Deux autres daguerréotypes sont emblématiques du Troyes pittoresque et romantique qui existait encore avant les travaux d’urbanisation et d’assainissement de la fin du XIXe siècle. Tous deux bénéficient du cadrage et de la composition soignés d’un artiste peintre confirmé. L’entrée de la rue de la Grande-Tannerie (Raymond-Poincaré) présente un aspect rural avec ses multiples bornes tenant en respect les roues ferrées des voitures et les murets, vestiges sans doute des remparts et de la porte de la Tannerie démolie en 1842. Le photographe a profité de la curiosité du voisinage et a rameuté des personnages du cru en costumes divers. Chacun attend, sagement immobile, de vérifier la légende, peut-être encore crédible à cette époque, du petit oiseau qui doit jaillir de la boîte photographique.L’autre vue, que l’on peut dater, comme les précédentes des environs de 1855, nous transporte au Quartier-Bas, dans un lieu aujourd’hui méconnaissable. Le cours d’eau est très probablement le canal de la Planche-Clément. Son emplacement est aujourd’hui occupé par la rue du même nom. La vue est prise vers le sud et semble correspondre au débouché de l’impasse Saint-Denis, maintenant disparue. L’arrière-plan bucolique témoigne de la faible urbanisation de ce quartier de jardins et de vergers. Les aléas du temps ont fait disparaître le cadre et oxydé les bords de cette magnifique photographie.

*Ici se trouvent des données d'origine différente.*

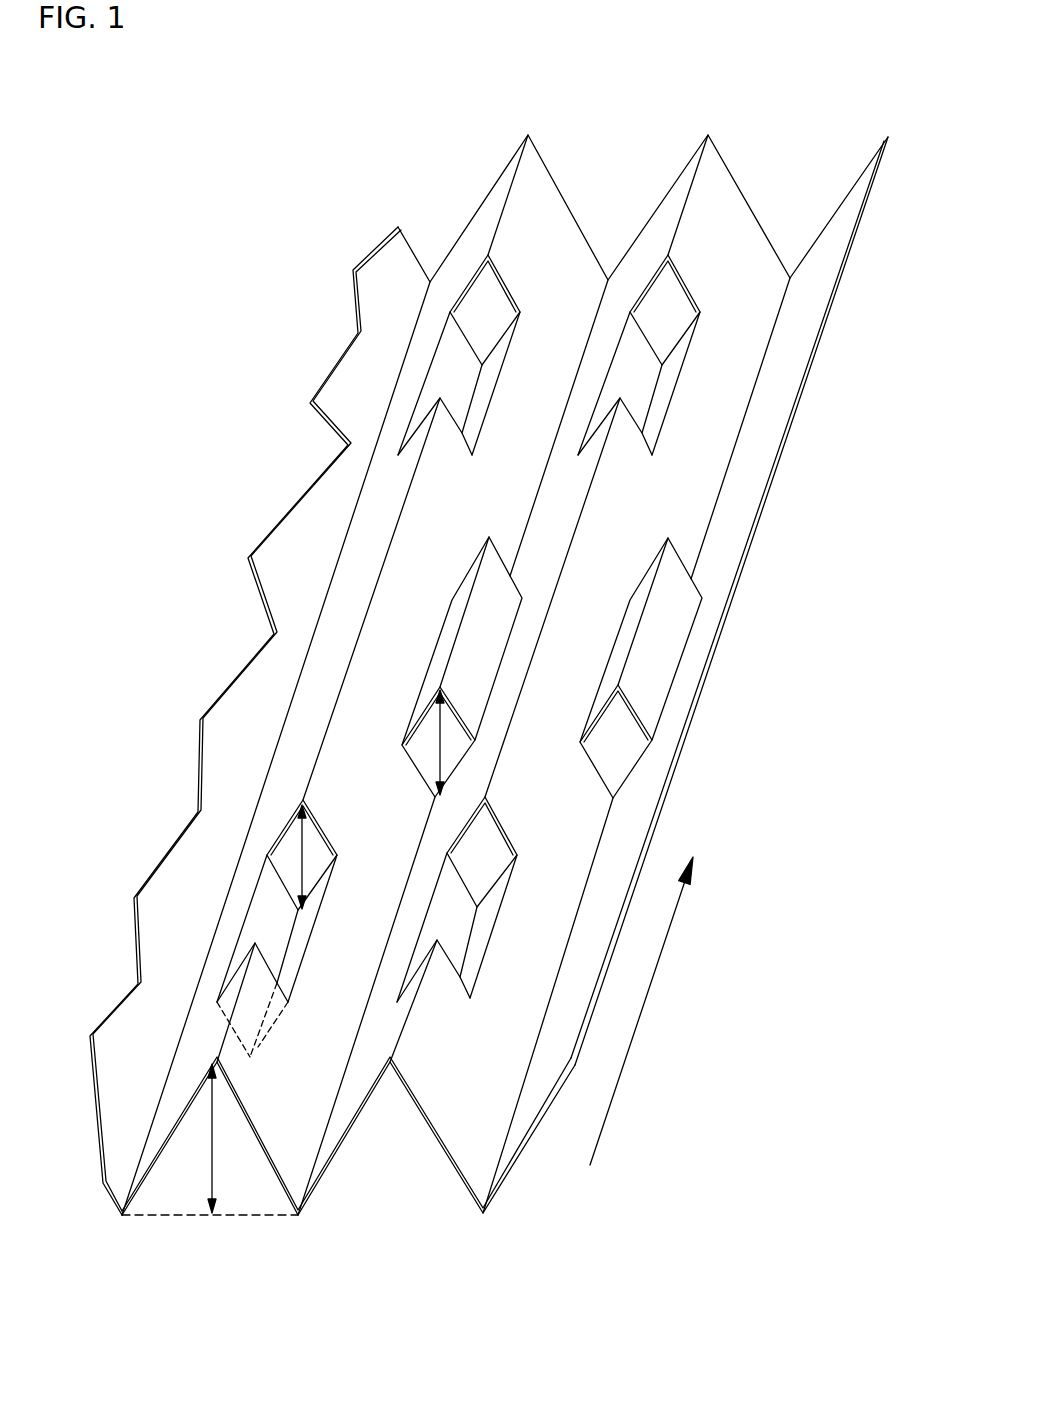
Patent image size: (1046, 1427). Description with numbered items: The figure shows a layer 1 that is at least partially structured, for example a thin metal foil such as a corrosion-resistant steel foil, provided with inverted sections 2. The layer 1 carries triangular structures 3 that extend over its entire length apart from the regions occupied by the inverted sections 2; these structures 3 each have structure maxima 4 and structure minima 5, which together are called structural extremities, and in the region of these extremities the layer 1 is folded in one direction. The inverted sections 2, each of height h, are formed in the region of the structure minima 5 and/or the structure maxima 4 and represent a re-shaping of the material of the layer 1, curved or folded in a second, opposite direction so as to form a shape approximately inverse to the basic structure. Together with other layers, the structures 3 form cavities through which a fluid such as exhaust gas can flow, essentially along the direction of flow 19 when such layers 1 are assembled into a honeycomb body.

The layer 1 is at (737, 225).
The inverted section 2 is at (655, 653).
The triangular structure 3 is at (538, 203).
The structure maximum 4 is at (708, 135).
The structure minimum 5 is at (122, 1215).
The direction of flow 19 is at (640, 1017).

Un huitième et dernier daguerréotype présente une vue plus « conventionnelle » que le clocher de l’église Saint-Pierre permet de situer à Bar-sur-aube. Une rue ensoleillée – nous ne connaissons pas de daguerréotype réalisé en extérieur un jour de pluie ! – plonge vers la ville. Les curieux habituels sont là, soigneusement répartis sur toute la largeur de la photographie, dans des poses parfois un peu affectées. Il s’agit peut-être de la rue Pierre-Brossolette qui descend vers le Pont d’Aube, mais les lieux ne nous sont pas familiers et nous laissons à des connaisseurs le soin de les localiser. Les parfums d’autrefois que développent ces fragiles et presque fantomatiques photographies, leurs qualités esthétiques et documentaires, en font des témoins précieux du basculement d’une époque dans la modernité ; c’est la naissance d’une technique qui devra batailler pour trouver son statut d’art à part entière.
Michel Toussaint
Sur les débuts de la photographie à Troyes, voir :
Lucien Morel-Payen, « Souvenir de Alexandre-Jean-Pierre Clausel, Peintre et Photographe, 1802-1884 », Annuaire administratif et artistique du département de l’Aube 1912, 2e partie, p. 25, et les compléments apportés à cet article sous le même titre par Jacques Fournier, ATEC, février 2000
Michel Toussaint, « La Photographie pittoresque à Troyes pendant le Second Empire (1852-1870) », La Vie en Champagne, janvier-mars 2014, n° 77
Michel Toussaint, « Les photographes à l’exposition de Troyes en 1860 », ATEC, octobre 2006
Comme à son habitude, Michel Toussaint a donné là une analyse très fine de ces documents très rares. S’est toujours un plaisir renouvelé que de s’aventurer dans les débuts de la photographie troyenne, illustrée par ses beaux daguerréotypes.